By Teddy Brenner
It’s easy to jump to conclusions about yesterday’s disastrous Eagles loss to WFT, which was down 17-0 and won 27-17.
And some of those conclusions would be reflexive and wrong.
But this one isn’t:
Eagles quarterback Carson Wentz sucked.
Yes, he threw two touchdowns early, but he missed easy passes, never adjusted to Washington’s in-his-face-rush and looked like a deer in the headlights for most of the second half.
Wentz wasn’t helped by coach Doug Pederson’s play-calling, which left him home alone in the pocket so he could be sacked eight times.
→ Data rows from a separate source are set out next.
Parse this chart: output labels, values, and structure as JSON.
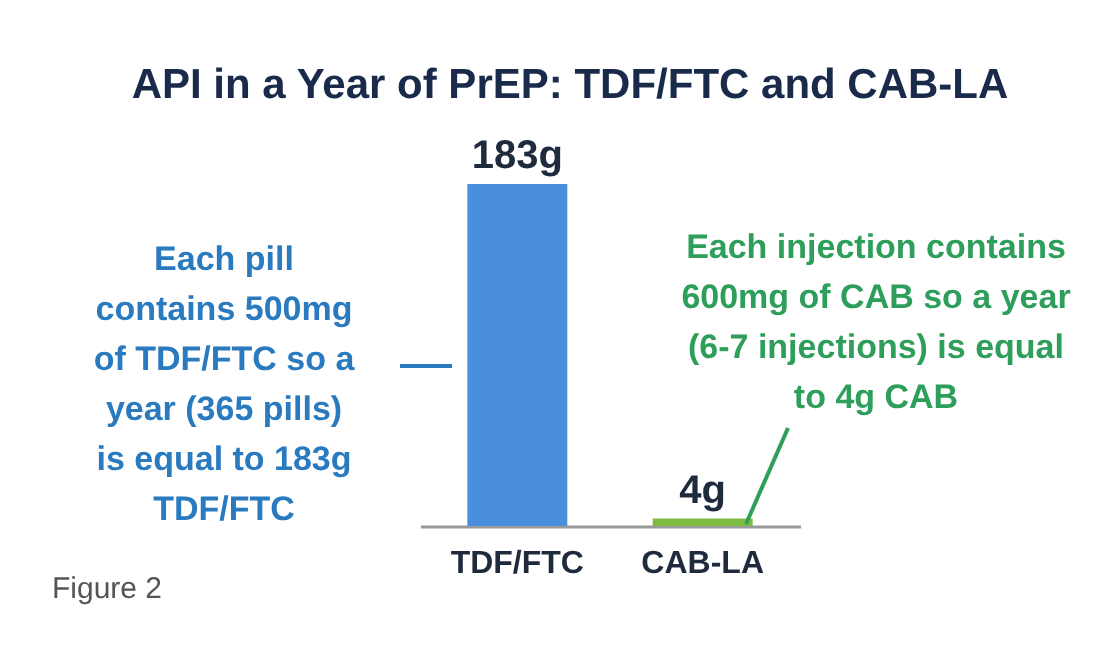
{
  "chart_data": {
    "type": "bar",
    "title": "API in a Year of PrEP: TDF/FTC and CAB-LA",
    "categories": [
      "TDF/FTC",
      "CAB-LA"
    ],
    "values": [
      183,
      4
    ],
    "colors": [
      "#4a8fdb",
      "#7dbb42"
    ],
    "value_labels": [
      "183g",
      "4g"
    ],
    "grid": false,
    "annotations": [
      "Each pill\ncontains 500mg\nof TDF/FTC so a\nyear (365 pills)\nis equal to 183g\nTDF/FTC",
      "Each injection contains\n600mg of CAB so a year\n(6-7 injections) is equal\nto 4g CAB",
      "Figure 2"
    ]
  }
}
But that’s a story for another time.
Wentz completed 24-of-42 passes (57.1%) for 270 passing yards, two touchdowns and two interceptions. He led three scoring drives and ran for two rushing yards on one carry.
During the Eagles’ fourth offensive series of the game, tight end Dallas Goedert broke free from Washington linebacker Kevin Pierre-Louis in coverage. As Goedert ran down the field, with a step or two on Pierre-Louis, Wentz launched a perfect throw in the bucket to the tight end, who caught the ball in stride and ran to the end zone for a touchdown. The toss was on the money and put the Eagles up by three scores in the second quarter.
Wentz completed passes to eight different receivers. His top target was Goedert, who caught eight of nine targets for 101 yards and a touchdown. Wide receiver Greg Ward caught four of five passes thrown his way for 24 yards. It should also be noted that Wentz was willing to push the ball down the field to wide receivers Jalen Reagor and DeSean Jackson — who was scarcely used.
While Wentz got off to a really nice start, he had a brutal second half. He was off the mark on late throws to Reagor, Jackson, John Hightower and Zach Ertz.
Wentz started 12-of-15 for 176 yards and two touchdowns. He then went through a stretch where he was 10-of-24 for 79 yards and two interceptions.
While he surged with the opening script, the flow of the game eventually exposed Wentz’s tendency to go through inaccurate stretches.
He finished with a 24-of-42 completion ratio for a 57.1 completion percentage.
With the offensive line in shambles, Wentz was asked to move around the pocket with regularity. He was able to keep quite a few plays alive with his legs as rushers came free from their blockers. While he didn’t run the ball often, his improvisation on the ground was admirable.
Wentz threw two interceptions during a brutal stretch in the middle of the game. Both interceptions were nearly identical.
On the first, Wentz threw to Reagor on a comeback route to the right sideline. Washington cornerback Fabian Moreau jumped Reagor’s route and picked off the pass.
On the second interception, Washington cornerback Jimmy Moreland jumped Hightower’s hitch route on the right sidelined and returned the ball deep into Eagles territory.
Both interceptions led to Washington touchdowns in a game that was dominated by the Eagles to that point.
Wentz was also strip-sacked in the fourth quarter, losing the ball to Washington with a turnover to seal the loss.
This performance might get blamed on the offensive line by some apologists, but this was as bad as we’ve seen Wentz in a while. He was inaccurate, indecisive and frankly lost throughout most of the second half.
It was an ugly performance against a division rival that the Eagles have dominated in recent years. The Eagles and Wentz will be kicking themselves for a while over this loss, especially with the brutal gauntlet of games that they’ll encounter during the home stretch of the season. Yikes!